Sunday, July 31, 2011

The meaning of forms in Lisp and Kernel

There are so many nice things to be learned from Lisp - and Kernel.

Take this:

A Lisp REPL reads forms input by the user.

But Lisp is never content with a form alone: it always wants to evaluate the form, determine its meaning.

For instance, when you input a symbol form, Lisp will not just return the symbol object - it will return the value of the variable binding referenced by the symbol - which is the symbol's meaning, per Lisp's rules of form evaluation.

No wonder then that one of the central features of Lisp is quotation - telling Lisp not to determine the meaning of a form presented to it, but rather give us the form itself.

So what's a form? A form is "any object meant to be evaluated", in other words, we may treat any object as a form, as something to evaluate, as something to determine the meaning of.

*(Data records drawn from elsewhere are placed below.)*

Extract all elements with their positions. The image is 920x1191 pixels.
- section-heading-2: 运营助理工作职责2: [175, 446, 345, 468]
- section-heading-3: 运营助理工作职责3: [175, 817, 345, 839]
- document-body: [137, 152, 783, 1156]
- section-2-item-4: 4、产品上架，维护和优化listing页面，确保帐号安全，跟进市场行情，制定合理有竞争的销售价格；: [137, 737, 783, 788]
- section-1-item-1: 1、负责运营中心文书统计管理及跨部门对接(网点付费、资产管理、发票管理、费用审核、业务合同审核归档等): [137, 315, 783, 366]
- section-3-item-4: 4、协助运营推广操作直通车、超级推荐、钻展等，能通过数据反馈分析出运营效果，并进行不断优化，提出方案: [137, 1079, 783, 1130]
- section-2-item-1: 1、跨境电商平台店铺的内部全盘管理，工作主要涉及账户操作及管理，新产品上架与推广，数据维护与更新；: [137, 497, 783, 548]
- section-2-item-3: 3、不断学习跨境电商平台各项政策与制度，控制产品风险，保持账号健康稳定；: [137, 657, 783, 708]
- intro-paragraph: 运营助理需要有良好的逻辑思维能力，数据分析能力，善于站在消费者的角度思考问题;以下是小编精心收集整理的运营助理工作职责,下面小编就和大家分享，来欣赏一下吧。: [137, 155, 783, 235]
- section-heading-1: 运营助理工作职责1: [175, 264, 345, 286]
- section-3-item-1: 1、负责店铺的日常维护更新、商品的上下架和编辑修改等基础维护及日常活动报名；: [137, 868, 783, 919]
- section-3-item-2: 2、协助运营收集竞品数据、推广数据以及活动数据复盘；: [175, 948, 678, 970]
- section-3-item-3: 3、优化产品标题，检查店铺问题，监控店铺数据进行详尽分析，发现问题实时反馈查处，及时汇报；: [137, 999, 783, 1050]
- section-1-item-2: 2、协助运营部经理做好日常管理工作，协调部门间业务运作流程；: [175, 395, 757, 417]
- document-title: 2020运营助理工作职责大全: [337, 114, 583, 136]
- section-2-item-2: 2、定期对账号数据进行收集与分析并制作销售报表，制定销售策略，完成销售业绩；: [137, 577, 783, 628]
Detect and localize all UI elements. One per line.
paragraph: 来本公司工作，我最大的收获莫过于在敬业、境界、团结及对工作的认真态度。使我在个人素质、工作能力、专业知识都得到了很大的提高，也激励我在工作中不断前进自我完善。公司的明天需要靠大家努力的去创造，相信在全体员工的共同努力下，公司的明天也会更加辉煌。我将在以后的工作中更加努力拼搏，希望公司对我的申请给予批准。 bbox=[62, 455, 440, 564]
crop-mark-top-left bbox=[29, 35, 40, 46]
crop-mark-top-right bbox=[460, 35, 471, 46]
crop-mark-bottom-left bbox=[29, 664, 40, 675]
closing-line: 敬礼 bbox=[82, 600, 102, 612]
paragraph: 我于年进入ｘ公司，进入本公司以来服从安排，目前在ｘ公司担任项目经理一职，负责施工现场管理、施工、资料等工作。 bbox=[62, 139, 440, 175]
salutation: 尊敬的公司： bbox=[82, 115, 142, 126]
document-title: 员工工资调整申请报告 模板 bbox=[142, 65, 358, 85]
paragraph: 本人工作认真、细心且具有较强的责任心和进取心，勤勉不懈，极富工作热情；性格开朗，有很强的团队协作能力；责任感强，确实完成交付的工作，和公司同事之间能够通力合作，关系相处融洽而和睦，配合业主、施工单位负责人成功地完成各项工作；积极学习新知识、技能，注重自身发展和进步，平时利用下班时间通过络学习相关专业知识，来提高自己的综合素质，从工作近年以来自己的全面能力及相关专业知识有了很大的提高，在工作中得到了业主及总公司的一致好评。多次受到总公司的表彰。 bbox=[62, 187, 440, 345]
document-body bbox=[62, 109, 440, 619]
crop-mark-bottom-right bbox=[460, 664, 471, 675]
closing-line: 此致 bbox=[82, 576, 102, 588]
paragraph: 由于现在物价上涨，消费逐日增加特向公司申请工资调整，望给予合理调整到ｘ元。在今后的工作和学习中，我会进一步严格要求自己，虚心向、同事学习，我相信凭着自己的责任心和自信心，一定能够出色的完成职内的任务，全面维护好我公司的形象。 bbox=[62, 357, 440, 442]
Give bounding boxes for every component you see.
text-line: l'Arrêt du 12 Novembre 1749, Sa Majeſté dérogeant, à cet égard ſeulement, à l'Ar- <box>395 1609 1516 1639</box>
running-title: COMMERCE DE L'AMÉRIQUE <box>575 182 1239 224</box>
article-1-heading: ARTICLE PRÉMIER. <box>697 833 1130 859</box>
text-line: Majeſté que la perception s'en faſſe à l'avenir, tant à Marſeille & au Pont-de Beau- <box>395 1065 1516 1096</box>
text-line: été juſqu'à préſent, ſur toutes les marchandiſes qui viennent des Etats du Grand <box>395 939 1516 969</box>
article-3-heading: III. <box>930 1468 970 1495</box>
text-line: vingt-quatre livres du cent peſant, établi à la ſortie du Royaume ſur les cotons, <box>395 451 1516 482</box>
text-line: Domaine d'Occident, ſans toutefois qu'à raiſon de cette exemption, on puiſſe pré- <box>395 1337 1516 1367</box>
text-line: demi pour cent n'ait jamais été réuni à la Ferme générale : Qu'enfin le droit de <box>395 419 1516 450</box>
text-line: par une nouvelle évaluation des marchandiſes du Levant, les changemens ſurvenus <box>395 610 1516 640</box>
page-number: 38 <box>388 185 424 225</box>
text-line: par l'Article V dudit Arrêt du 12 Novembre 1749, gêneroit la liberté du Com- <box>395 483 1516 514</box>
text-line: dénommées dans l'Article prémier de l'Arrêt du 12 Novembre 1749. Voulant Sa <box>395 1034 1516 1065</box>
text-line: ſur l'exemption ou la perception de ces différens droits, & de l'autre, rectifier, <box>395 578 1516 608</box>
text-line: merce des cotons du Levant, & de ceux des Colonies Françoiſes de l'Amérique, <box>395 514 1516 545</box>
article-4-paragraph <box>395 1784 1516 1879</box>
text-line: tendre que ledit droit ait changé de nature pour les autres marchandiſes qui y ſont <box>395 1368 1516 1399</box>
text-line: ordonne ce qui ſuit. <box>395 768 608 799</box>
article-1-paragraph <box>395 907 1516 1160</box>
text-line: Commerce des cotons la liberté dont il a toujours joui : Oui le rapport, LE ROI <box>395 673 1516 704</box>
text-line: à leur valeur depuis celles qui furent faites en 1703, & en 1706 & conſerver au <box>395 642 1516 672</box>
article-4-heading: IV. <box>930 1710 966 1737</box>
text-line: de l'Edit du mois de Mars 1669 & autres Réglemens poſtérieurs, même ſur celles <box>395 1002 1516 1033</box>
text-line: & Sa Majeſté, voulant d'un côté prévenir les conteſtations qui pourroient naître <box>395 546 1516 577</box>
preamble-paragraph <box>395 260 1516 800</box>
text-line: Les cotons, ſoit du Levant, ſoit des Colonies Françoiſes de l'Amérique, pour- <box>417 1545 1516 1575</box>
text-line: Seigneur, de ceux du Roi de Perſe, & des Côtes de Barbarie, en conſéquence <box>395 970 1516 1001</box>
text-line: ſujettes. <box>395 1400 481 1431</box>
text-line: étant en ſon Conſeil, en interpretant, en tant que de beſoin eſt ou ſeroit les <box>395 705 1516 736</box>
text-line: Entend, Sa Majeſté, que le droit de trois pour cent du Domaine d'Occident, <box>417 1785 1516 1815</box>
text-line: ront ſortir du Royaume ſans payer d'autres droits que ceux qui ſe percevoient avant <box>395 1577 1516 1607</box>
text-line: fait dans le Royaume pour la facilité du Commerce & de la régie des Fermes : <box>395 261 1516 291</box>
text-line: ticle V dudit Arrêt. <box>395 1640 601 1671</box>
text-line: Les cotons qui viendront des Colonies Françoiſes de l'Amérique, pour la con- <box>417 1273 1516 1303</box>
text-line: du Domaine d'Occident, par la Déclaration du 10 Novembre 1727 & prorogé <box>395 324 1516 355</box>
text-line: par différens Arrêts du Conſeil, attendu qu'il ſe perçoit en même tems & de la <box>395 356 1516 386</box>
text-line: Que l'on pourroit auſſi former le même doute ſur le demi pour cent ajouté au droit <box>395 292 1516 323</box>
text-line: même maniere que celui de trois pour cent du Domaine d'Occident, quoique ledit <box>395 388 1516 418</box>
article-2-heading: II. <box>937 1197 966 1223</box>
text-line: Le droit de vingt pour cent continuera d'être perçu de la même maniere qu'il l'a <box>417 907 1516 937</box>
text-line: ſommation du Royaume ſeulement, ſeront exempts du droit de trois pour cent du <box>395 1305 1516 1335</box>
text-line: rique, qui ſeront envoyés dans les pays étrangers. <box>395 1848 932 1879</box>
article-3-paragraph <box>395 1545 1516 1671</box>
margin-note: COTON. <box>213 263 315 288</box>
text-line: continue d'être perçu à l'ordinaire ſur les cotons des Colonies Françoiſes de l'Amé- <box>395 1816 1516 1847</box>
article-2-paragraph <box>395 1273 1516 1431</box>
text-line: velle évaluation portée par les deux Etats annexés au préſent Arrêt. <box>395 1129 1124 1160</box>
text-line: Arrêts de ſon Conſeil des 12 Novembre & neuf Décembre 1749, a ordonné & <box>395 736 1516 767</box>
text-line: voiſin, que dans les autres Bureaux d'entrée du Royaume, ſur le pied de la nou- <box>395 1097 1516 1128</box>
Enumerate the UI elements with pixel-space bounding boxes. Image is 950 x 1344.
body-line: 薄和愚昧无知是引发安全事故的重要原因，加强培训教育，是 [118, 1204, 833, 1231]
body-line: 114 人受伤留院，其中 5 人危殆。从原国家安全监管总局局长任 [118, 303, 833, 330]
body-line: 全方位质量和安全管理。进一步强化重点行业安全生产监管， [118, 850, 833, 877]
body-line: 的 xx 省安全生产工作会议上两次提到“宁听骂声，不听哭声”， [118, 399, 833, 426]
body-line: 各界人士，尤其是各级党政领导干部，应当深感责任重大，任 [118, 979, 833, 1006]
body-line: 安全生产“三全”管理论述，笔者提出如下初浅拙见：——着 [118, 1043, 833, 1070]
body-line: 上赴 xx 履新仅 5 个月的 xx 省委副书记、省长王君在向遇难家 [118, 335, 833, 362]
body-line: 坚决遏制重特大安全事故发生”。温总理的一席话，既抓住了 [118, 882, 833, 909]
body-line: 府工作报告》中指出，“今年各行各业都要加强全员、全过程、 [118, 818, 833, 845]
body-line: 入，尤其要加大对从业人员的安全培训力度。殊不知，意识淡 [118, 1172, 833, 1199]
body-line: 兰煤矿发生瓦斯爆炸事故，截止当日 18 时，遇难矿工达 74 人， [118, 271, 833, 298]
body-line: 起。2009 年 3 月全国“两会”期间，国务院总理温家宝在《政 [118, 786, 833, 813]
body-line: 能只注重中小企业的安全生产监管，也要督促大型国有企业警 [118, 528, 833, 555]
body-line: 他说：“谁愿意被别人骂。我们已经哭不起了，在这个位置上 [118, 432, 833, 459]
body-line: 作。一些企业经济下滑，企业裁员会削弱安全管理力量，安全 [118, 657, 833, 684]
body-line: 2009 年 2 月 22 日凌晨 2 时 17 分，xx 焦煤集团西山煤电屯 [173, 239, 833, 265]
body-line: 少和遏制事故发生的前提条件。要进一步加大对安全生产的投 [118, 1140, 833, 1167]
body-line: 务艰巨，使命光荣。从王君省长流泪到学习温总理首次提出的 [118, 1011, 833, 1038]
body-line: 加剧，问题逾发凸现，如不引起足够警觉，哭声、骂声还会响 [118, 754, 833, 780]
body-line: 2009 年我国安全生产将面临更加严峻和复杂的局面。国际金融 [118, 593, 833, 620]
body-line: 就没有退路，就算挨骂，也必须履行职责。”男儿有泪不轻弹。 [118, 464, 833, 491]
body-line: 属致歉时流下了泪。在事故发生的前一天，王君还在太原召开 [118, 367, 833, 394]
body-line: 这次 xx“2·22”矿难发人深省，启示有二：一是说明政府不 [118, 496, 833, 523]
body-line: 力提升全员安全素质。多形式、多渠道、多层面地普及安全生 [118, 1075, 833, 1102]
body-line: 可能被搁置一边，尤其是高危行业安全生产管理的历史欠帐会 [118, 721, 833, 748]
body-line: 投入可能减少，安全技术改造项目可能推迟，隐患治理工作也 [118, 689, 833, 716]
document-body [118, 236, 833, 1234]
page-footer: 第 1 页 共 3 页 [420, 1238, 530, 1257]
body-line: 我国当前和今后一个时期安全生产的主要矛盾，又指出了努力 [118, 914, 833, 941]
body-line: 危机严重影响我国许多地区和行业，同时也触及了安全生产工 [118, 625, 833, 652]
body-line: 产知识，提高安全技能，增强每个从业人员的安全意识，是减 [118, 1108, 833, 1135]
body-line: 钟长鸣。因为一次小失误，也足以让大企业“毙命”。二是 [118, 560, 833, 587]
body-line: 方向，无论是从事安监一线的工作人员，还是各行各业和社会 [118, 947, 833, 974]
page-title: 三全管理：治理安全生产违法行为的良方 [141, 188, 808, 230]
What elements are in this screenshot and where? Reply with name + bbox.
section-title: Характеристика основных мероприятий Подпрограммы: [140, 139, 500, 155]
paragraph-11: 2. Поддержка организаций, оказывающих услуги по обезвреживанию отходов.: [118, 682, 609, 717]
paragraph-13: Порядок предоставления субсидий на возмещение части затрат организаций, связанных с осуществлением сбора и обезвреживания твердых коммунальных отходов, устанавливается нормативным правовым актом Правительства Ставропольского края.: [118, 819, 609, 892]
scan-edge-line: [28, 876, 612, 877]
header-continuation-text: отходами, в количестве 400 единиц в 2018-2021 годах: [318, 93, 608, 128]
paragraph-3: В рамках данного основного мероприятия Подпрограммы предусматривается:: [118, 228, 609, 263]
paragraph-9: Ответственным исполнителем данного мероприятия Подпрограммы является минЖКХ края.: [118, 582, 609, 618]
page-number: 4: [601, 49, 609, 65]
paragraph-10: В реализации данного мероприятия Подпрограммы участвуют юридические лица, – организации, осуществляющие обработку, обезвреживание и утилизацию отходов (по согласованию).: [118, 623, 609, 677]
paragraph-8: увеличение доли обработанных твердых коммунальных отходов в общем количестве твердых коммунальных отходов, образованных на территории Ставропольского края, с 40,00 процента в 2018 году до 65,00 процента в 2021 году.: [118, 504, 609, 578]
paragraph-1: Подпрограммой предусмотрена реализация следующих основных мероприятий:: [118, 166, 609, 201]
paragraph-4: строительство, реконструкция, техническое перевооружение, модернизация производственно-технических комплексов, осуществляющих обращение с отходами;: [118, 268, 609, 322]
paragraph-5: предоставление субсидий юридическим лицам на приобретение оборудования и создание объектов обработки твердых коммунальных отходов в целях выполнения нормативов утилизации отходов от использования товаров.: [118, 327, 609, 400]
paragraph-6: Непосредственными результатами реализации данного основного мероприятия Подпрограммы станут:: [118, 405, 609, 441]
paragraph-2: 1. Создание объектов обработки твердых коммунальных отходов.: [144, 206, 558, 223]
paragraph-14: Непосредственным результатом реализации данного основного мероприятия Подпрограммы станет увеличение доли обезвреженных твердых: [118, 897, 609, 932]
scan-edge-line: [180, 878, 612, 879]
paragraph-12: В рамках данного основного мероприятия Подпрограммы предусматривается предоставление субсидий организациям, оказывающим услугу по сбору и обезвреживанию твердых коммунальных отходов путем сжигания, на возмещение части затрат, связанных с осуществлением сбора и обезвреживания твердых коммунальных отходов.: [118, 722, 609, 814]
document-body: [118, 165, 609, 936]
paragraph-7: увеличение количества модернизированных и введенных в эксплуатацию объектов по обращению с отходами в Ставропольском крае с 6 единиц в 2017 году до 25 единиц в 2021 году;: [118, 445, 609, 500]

Lisp's evaluation rules do not prescribe in any way that forms are bound to text-based representations - a form is any first-class object meant to be evaluated. (And in fact, Racket, a leading Lisp implementation already supports images as forms.)

So Lisp is chiefly concerned with determining the meaning of forms read from the user.

Macros then allow us to extend the variety of forms recognized by a Lisp, beyond the ways that mere function calls can.

Where in a function call the meaning of every operand is established automatically before the function is actually called, macros have total freedom in evaluating - determining the meaning of - operands, or not evaluating them at all (as a short-circuiting AND operator may do, for example).

But Common Lisp and Scheme macros, by their preprocessing nature (a macro call works at a time conceptually different from runtime, translating source expressions to other expressions, to be evaluated at a later time), cannot be used in a first-class fashion. For example, it is not possible to apply the AND macro to a list of dynamically computed values (without resorting to EVAL), like we could with a function.

In a sense, macros of the preprocessing kind restrict our ability of determining the meaning of forms: With preprocessing macros, we may only determine the meaning of forms available at preprocessing time.

This where Kernel's fexprs come in. Fexprs drop the requirement of macros to be expandable in a separate preprocessing step. Thus, we may apply the AND fexpr to a list of dynamically computed operands, for example.

But fexprs go beyond being merely a more convenient replacement for macros. As John Shutt shows, a new lexically-scoped formulation of fexprs - as presented in Kernel - is even more fundamental to Lisp than lambda. In Kernel, lambda is defined in terms of vau, the ultimate abstraction:
($define! $lambda
($vau (formals . body) env
(wrap (eval (list* $vau formals #ignore body)
env))))
Through the power of fexprs, Kernel needs only three built-in operators (define, vau, and if) as well as some built-in functions. This is vastly simpler than any definition of Scheme! Scheme built-ins such as lambda, set! (!), define-syntax and others fall directly out of fexprs, for free, radically simplifying the implementation. But I'm rambling.

In essence, fexprs liberate Lisp's ability to determine the meaning of forms.

It's getting midnight (on a Sunday!), so I can't do fexprs or my excitement about them justice. But I hope this post has made you think about forms and their meanings, and to check out Kernel and share the excitement about the brave new Lisp world of fexprs.

4 comments:

gavin said...

"The Ultimate Abstraction!" This was useful, still trying to get a grip on what fexprs enable. I can kinda see it but then it slips away....

Manuel Simoni said...

Hi Gavin - same here. They're elusive.

Harrison Ainsworth said...

I read parts of Shutt's Kernel publications again, and it seems the central issue to it all is, in a sense, hygiene -- in the sense of: how different parts of the program interact, and how that can be controlled and understood. Because that is key to what makes a language good or not: if those interrelations are harder to understand, the language will be not so good to use, and also more difficult to make good compilers/interpreters for.

So the real question for Kernel is: is its fexpr concept good to use? We just have to see . . .

Manuel Simoni said...

Regarding fexpr use - yes, we'll have to see. I'm currently implementing a Kernel-like language to find out.

Regarding compilers - fexprs and 1st-class environments definitely mess up AOT compilation completely. (You can't even do basic tricks like precompute de Bruijn indices for lexical variable lookups AOT.)

But fexprs and 1st-class environments really are what you want from a cleanliness of design perspective. In Kernel, letrec may be faithfully defined as a macro - something that's not possible in Scheme. Furthermore, 1st-class envs do give a clean account of the top-level environment - Scheme has to use quite complicated rules to make it all work (see here).